New page for catalogues[edit]

Hi, I created a new page for collecting sites that could be added to Mix'n'match and I plan to expand it with the ones that already have scrapers by category. Feel free to use, expand. Best, Adam Harangozó (talk) 19:55, 19 October 2019 (UTC)

@Adam Harangozó: Thanks. I added a line for "UNESCO Nomenclature" - we should probably propose a property for this too. Did I add it in the area you would have expected? ArthurPSmith (talk) 14:00, 28 October 2019 (UTC)
Thanks! Yes but feel free to decide on the categories as you will! --Adam Harangozó (talk) 16:11, 28 October 2019 (UTC)

Getting data from a property with OpenRefine[edit]

Hello! I have a OpenRefine related question and maybe you can help me with this. I have a list of items and I can get easily a column with their INE municipality code (P772). Is it possible to get the Wikidata item that has this property in a new column? Thanks! -Theklan (talk) 19:00, 27 October 2019 (UTC)

@Theklan: (just replying because I happen to be around)
You can do as follows:
  • Create a new column, the values of the cells in that column should be some random garbage such as "2ebb3698dfff32bc6"
  • Reconcile this column to Wikidata, by enabling the column which contains your INE municipality code (P772) values and matching it to… INE municipality code (P772)
Values which have a corresponding identifier will be matched.
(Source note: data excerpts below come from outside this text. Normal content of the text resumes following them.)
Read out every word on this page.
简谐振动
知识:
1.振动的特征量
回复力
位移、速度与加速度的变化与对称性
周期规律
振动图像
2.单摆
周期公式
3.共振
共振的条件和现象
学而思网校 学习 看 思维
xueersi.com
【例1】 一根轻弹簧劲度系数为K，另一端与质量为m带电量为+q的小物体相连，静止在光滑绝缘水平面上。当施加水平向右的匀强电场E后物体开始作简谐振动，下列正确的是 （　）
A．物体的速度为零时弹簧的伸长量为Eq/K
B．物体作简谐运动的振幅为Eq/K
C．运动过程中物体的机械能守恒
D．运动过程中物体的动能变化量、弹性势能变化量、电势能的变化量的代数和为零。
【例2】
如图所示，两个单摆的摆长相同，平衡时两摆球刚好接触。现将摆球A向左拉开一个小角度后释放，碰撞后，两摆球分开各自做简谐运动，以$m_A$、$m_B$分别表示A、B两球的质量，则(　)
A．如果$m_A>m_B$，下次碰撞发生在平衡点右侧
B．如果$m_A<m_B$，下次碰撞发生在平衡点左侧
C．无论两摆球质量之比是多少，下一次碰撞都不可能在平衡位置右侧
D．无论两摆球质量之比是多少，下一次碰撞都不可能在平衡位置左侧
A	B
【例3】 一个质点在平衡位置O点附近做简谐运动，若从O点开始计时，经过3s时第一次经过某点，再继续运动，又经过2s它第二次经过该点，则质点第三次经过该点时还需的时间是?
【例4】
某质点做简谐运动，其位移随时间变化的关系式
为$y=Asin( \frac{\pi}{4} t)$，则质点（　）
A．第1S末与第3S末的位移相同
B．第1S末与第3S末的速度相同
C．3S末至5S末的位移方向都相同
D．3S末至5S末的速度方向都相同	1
The purpose of using random garbage as cell values in the column to reconcile is to make sure they are non-empty (otherwise they would be skipped by reconciliation) and their content does not correspond to any item on Wikidata (otherwise the reconciliation could find items based on their label - we only want it to find items based on their INE municipality code (P772) value). − Pintoch (talk) 05:47, 28 October 2019 (UTC)
@Pintoch: Thanks! -Theklan (talk) 08:41, 28 October 2019 (UTC)
@Theklan, Pintoch: - uh, thanks for sorting it out guys! I wouldn't have thought of the random text trick (I would have advised just reconciling some other sensible column like "name"). ArthurPSmith (talk) 14:01, 28 October 2019 (UTC)
The problem is I didn't have name. So the random text trick seems the best option (by the way, I downloaded the file as a spreadsheet, made another page there with all the localities and INE codes and used the VLOOKUP function to find the correspondences. -Theklan (talk) 14:22, 28 October 2019 (UTC)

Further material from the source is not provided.